All infants were voluntarily chosen by their mothers and divided into breast-feeding group and formula-feeding group, which were divided into three subgroups, respectively: HBV-DNA negative (HBV-) group, low viral load (LVL) group and high viral load (HVL) group.
HBV load in colostrum and mature milk were both significantly lower than in serum (P < 0.001). The positive rate of HBV-DNA in colostrum was positively correlated with HBV load in serum, significantly higher than that of the HBV-Group in colostrum in the LVL Group (P < 0.05), and the HVL Group was significantly higher than the LVL Group (P < 0.001). The analysis of risk factors of HBV infection in infants showed that breast-feeding and HBsAg positive in colostrum did not increase the risks of HBV infection of infants (P > 0.05).

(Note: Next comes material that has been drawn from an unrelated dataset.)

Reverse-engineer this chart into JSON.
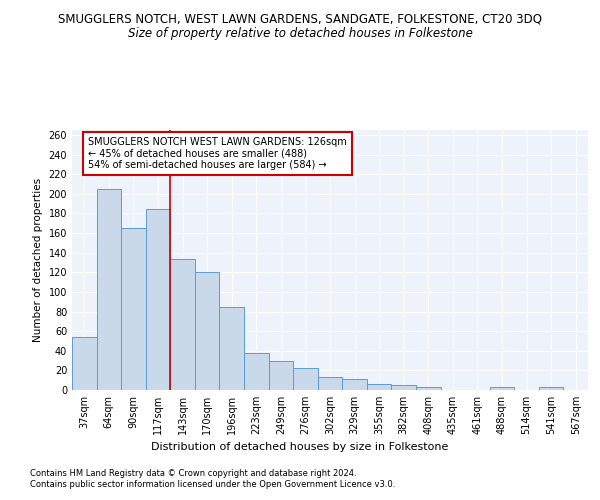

Breast-feeding is safe for infants with HBV-infected mothers who receive active immunization combined with passive immunization. As well, breast-feeding will neither increase the risks of HBV infection for infants nor weaken their immunity to HBV. However, breast-feeding shall be cautiously applied to pregnant women with high viral load.
These authors summarized that higher maternal HBV serum DNA loads, >1x106, was associated with a greater burden of HBV DNA in breastmilk. They also measured a higher positivity rate of HBV infection among breastfed infants of mothers with a high serum HBV DNA load as compared to formula fed infants.

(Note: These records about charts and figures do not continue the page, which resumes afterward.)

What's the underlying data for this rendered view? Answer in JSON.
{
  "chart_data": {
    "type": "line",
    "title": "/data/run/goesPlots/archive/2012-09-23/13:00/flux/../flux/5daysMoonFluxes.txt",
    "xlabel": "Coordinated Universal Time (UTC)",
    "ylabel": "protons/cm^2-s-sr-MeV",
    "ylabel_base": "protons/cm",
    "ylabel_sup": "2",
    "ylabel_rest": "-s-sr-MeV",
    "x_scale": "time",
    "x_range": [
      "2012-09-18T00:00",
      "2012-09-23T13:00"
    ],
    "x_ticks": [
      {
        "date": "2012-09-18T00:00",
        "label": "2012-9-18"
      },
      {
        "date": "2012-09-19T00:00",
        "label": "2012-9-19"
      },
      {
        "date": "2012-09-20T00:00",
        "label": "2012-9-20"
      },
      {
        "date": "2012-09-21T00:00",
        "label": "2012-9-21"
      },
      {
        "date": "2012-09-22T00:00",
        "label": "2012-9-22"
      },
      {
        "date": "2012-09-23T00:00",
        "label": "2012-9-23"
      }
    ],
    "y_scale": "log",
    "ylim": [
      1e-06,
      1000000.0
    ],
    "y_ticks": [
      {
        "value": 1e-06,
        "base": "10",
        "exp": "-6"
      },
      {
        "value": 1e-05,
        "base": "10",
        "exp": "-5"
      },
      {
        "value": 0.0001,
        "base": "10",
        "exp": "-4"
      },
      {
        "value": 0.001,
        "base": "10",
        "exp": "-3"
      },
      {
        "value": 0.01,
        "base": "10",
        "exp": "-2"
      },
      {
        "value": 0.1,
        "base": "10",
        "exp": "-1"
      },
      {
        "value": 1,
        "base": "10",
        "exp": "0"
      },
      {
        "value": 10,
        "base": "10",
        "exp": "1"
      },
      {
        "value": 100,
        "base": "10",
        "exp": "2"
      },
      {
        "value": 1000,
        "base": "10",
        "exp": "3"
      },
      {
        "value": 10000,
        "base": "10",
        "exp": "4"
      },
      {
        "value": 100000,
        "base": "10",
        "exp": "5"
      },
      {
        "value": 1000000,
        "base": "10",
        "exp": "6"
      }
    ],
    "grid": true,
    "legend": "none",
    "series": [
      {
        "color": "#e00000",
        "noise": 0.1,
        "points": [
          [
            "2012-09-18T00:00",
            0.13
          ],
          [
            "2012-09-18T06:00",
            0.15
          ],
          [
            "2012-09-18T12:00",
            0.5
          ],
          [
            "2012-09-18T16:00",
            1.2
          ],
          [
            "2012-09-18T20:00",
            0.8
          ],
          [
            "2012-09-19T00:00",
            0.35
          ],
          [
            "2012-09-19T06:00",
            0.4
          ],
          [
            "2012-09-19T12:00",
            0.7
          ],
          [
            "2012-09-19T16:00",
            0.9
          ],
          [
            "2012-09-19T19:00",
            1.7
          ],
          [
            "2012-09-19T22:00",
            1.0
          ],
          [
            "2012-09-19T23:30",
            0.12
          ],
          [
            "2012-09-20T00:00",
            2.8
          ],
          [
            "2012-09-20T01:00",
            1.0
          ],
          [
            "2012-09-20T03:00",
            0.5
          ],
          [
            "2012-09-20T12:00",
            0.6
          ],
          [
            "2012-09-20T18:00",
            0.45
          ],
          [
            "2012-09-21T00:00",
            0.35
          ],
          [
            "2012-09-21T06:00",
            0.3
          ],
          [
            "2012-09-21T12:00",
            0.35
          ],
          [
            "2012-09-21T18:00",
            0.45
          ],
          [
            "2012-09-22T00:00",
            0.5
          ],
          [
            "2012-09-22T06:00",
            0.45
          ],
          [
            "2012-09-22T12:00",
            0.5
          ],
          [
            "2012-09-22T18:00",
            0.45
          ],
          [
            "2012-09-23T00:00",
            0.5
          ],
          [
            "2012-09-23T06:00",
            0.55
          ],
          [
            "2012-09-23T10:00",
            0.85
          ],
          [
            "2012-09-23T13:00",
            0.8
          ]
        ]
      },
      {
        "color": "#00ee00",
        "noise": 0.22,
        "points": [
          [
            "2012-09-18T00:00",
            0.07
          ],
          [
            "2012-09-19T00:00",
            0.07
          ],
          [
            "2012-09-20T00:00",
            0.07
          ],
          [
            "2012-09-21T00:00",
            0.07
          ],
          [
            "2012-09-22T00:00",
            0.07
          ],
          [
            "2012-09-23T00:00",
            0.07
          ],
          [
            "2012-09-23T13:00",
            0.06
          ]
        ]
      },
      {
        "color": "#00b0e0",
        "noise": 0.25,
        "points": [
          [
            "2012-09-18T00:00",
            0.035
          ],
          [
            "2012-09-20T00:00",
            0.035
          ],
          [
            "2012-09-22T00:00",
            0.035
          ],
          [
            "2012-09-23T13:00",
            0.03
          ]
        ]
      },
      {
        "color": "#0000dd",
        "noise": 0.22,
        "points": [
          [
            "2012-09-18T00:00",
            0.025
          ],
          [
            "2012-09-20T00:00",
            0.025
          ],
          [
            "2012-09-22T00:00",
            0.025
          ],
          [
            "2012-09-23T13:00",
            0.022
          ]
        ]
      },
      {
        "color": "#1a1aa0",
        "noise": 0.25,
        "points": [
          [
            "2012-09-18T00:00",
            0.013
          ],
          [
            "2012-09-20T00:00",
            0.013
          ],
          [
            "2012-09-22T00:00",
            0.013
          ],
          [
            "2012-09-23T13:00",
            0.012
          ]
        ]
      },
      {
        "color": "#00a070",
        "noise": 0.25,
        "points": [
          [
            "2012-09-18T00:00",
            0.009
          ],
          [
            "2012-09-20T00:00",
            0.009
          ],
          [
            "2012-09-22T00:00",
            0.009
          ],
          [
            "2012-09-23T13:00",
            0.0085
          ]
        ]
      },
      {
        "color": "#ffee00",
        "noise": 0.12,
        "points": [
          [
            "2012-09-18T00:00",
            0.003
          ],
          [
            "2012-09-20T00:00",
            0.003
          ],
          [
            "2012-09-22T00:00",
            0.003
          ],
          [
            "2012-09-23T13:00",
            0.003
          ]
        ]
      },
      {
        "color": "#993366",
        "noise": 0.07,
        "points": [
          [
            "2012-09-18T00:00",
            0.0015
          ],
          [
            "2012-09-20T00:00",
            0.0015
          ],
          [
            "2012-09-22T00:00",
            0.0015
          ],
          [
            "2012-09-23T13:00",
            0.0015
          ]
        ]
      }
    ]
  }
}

The authors did not include the recommendation by the US Centers for Disease Control and the Society for Maternal-Fetal Medicine for antiviral therapy during the third trimester for pregnant individuals with high HBV DNA loads. If the level of HBV DNA in colostrum and human milk is related to the parent’s serum DNA level, then antiviral therapy during the third trimester, which has shown to lower the serum DNA load during pregnancy, may decrease any risk of transmission via breastfeeding.

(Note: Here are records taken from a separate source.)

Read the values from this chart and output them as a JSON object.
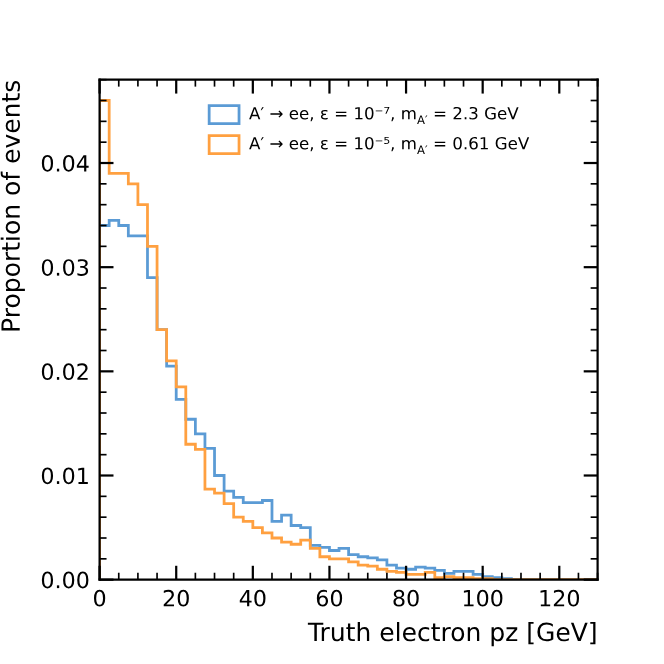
{
  "chart_data": {
    "type": "histogram",
    "xlabel": "Truth electron pz [GeV]",
    "ylabel": "Proportion of events",
    "bins": [
      0,
      2.5,
      5,
      7.5,
      10,
      12.5,
      15,
      17.5,
      20,
      22.5,
      25,
      27.5,
      30,
      32.5,
      35,
      37.5,
      40,
      42.5,
      45,
      47.5,
      50,
      52.5,
      55,
      57.5,
      60,
      62.5,
      65,
      67.5,
      70,
      72.5,
      75,
      77.5,
      80,
      82.5,
      85,
      87.5,
      90,
      92.5,
      95,
      97.5,
      100,
      102.5,
      105,
      107.5,
      110,
      112.5,
      115,
      117.5,
      120,
      122.5,
      125,
      127.5,
      130
    ],
    "series": [
      {
        "name": "A′ → ee, ε = 10⁻⁷, m$_{A′}$ = 2.3 GeV",
        "color": "#5b9bd5",
        "values": [
          0.034,
          0.0345,
          0.034,
          0.033,
          0.033,
          0.029,
          0.024,
          0.0205,
          0.0173,
          0.0154,
          0.014,
          0.0126,
          0.01,
          0.0085,
          0.0079,
          0.0074,
          0.0074,
          0.0076,
          0.0056,
          0.0062,
          0.0052,
          0.005,
          0.0033,
          0.0031,
          0.0028,
          0.003,
          0.0024,
          0.0022,
          0.0021,
          0.0019,
          0.0014,
          0.0011,
          0.001,
          0.0012,
          0.0011,
          0.0009,
          0.0006,
          0.0008,
          0.0008,
          0.0005,
          0.0003,
          0.0002,
          0.0001,
          0,
          0,
          0,
          0,
          0,
          0,
          0,
          0,
          0
        ]
      },
      {
        "name": "A′ → ee, ε = 10⁻⁵, m$_{A′}$ = 0.61 GeV",
        "color": "#ffa040",
        "values": [
          0.046,
          0.039,
          0.039,
          0.038,
          0.036,
          0.032,
          0.024,
          0.021,
          0.0185,
          0.013,
          0.0125,
          0.0087,
          0.0083,
          0.0073,
          0.006,
          0.0056,
          0.005,
          0.0045,
          0.004,
          0.0036,
          0.0034,
          0.0038,
          0.003,
          0.0022,
          0.002,
          0.002,
          0.0017,
          0.0014,
          0.0013,
          0.001,
          0.0008,
          0.0007,
          0.0005,
          0.0005,
          0.0007,
          0.0002,
          0.0003,
          0.0002,
          0.0002,
          0.0001,
          0.0001,
          0,
          0,
          0,
          0,
          0,
          0,
          0,
          0,
          0,
          0,
          0
        ]
      }
    ],
    "xlim": [
      0,
      130
    ],
    "xticks": [
      0,
      20,
      40,
      60,
      80,
      100,
      120
    ],
    "ylim": [
      0,
      0.048
    ],
    "yticks": [
      {
        "value": 0,
        "label": "0.00"
      },
      {
        "value": 0.01,
        "label": "0.01"
      },
      {
        "value": 0.02,
        "label": "0.02"
      },
      {
        "value": 0.03,
        "label": "0.03"
      },
      {
        "value": 0.04,
        "label": "0.04"
      }
    ],
    "legend": "top right",
    "grid": false
  }
}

The authors also pointed out that duration of effectiveness of passive immunity with hepatitis B immunoglobulin is approximately 42-63 days, which is before the infant is done with the hepatitis B vaccine series. In this study, all infants received hepatitis B immunoglobulin therapy right after birth and on day 30 of life. That is not the recommendation from the US Immunization Practices Advisory Committee. If there is a higher risk of HBV viral transmission among breastfed infants of parents with higher serum DNA load, and viral transmission could occur through bleeding nipples, perhaps a second or third hepatitis B immunoglobulin treatment is needed until the infants finish their vaccine series and demonstrates immunity to the vaccine.